In fact, its a damned if you do, damned if you don”t situation. The more liberal white commentators and blacks will assert that the South has simply changed tactics. Gone are the days of ax handle wielding Governors and sheriffs. They’ve been replaced by clever politicians and lawyers who foist stealth Jim Crow laws upon an unsuspecting minority population. When you think about it, they are the true racists for assuming that your average black lacks the means to obtain a photo ID or know where to vote. Therefore, as Ginsburg argued, there will always be a need for a Section 5 and a Section 4. In fact, Roberts wrote that as far as nationwide bans on certain voting practices, the law does not afoul of the Constitution. But, he goes a step further and acknowledges the success of Section 5 and lets it be known that if Congress fixes (i.e. updates) Section 4, then even Section 5- the pre-clearance requirements- would likely pass constitutional muster. Although not explicitly stated, it is inferred. Thomas, realizing this, argued that even Section 5 would be and should be unconstitutional. Ginsburg’s dissenting argument (joined by the other liberals) is that the deterrent effect on restricting voting rights inherent in Section 5 is what causes covered jurisdictions to obey. In her view, remove that deterrent and the floodgates will be opened to wanton trampling of minority voting rights. Thomas rightfully argues that an open-ended deterrent such as this one- a scheme that interferes in state’s rights- would be unconstitutional. Furthermore, Congress in 1965 and with every subsequent re-authorization never intended for it to be open ended. That is why they “sunsetted” certain portions which, in practical terms, resulted in a never-ending sunset.

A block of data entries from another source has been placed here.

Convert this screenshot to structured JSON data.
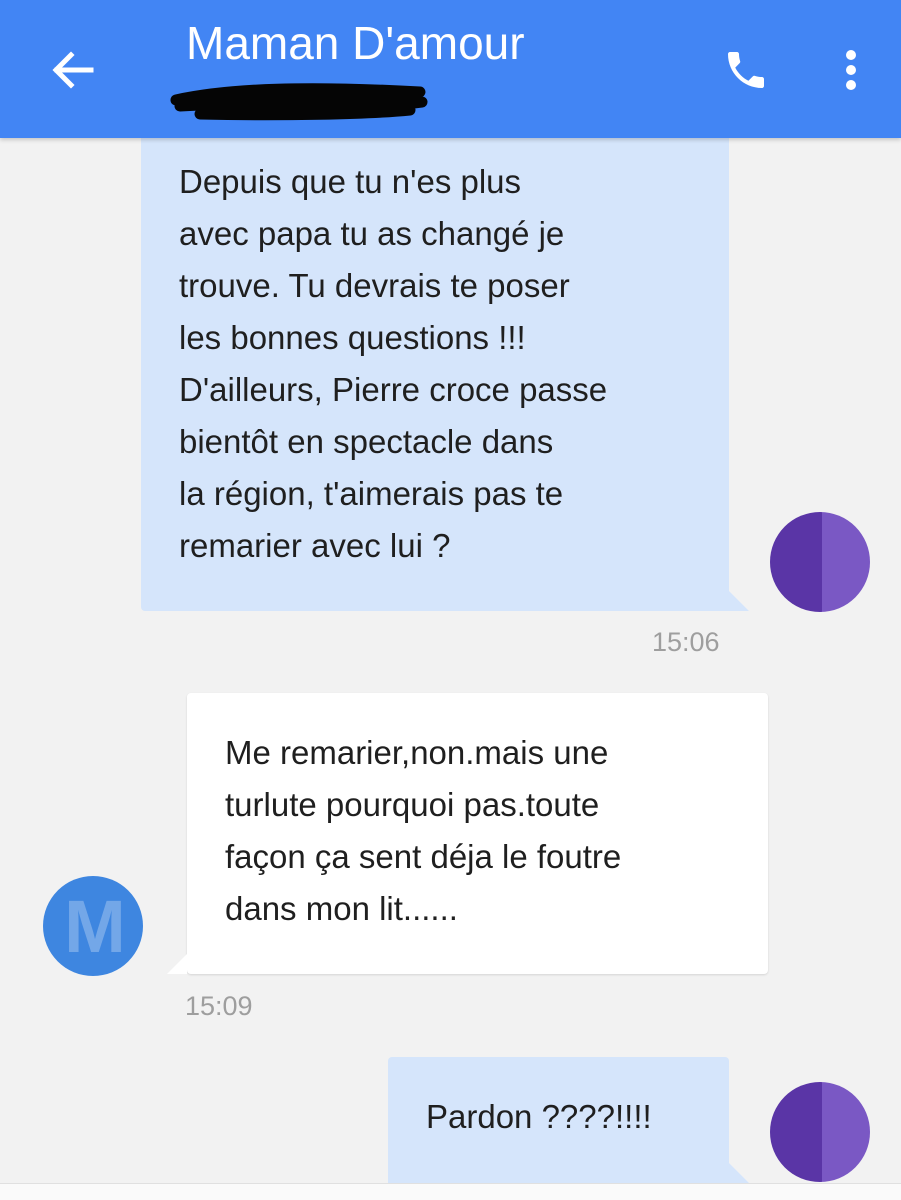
{
  "header": {
    "title": "Maman D'amour",
    "background_color": "#4285f4",
    "back_icon": "arrow-left-icon",
    "call_icon": "phone-icon",
    "menu_icon": "more-vert-icon",
    "subtitle_redacted": true
  },
  "conversation": {
    "messages": [
      {
        "direction": "sent",
        "lines": [
          "Depuis que tu n'es plus",
          "avec papa tu as changé je",
          "trouve. Tu devrais te poser",
          "les bonnes questions !!!",
          "D'ailleurs, Pierre croce passe",
          "bientôt en spectacle dans",
          "la région, t'aimerais pas te",
          "remarier avec lui ?"
        ],
        "time": "15:06"
      },
      {
        "direction": "received",
        "lines": [
          "Me remarier,non.mais une",
          "turlute pourquoi pas.toute",
          "façon ça sent déja le foutre",
          "dans mon lit......"
        ],
        "time": "15:09",
        "avatar_letter": "M"
      },
      {
        "direction": "sent",
        "lines": [
          "Pardon ????!!!!"
        ]
      }
    ]
  },
  "colors": {
    "sent_bubble": "#d5e5fb",
    "received_bubble": "#ffffff",
    "my_avatar": "#5a35a6",
    "contact_avatar": "#3e86e0"
  }
}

And unfortunately, Sections 4 and 5 run counter to every notion of “justice.” We do not indict an entire family because one family member committed a crime. We do not triple everyone’s water bill in the town because Joe up the street is delinquent on his. And so on. Nor should we indict an entire state because a town in Alabama changed its school board district lines nor do we indict an entire large geographical swath of the country because 50 years ago there was discrimination. Most of all, we do not punish our children for the sins of their parents. As the government asserted in their briefs and during oral argument, the entire scheme is reverse engineered. This reverse engineering simply punishes primarily the South for something that happened 150 years ago and whose residual stain was addressed and corrected starting 50 years ago. It is time for the civil rights activist community and Obama and his Justice Department to stop fighting the Civil War and acting like Reconstruction Republicans.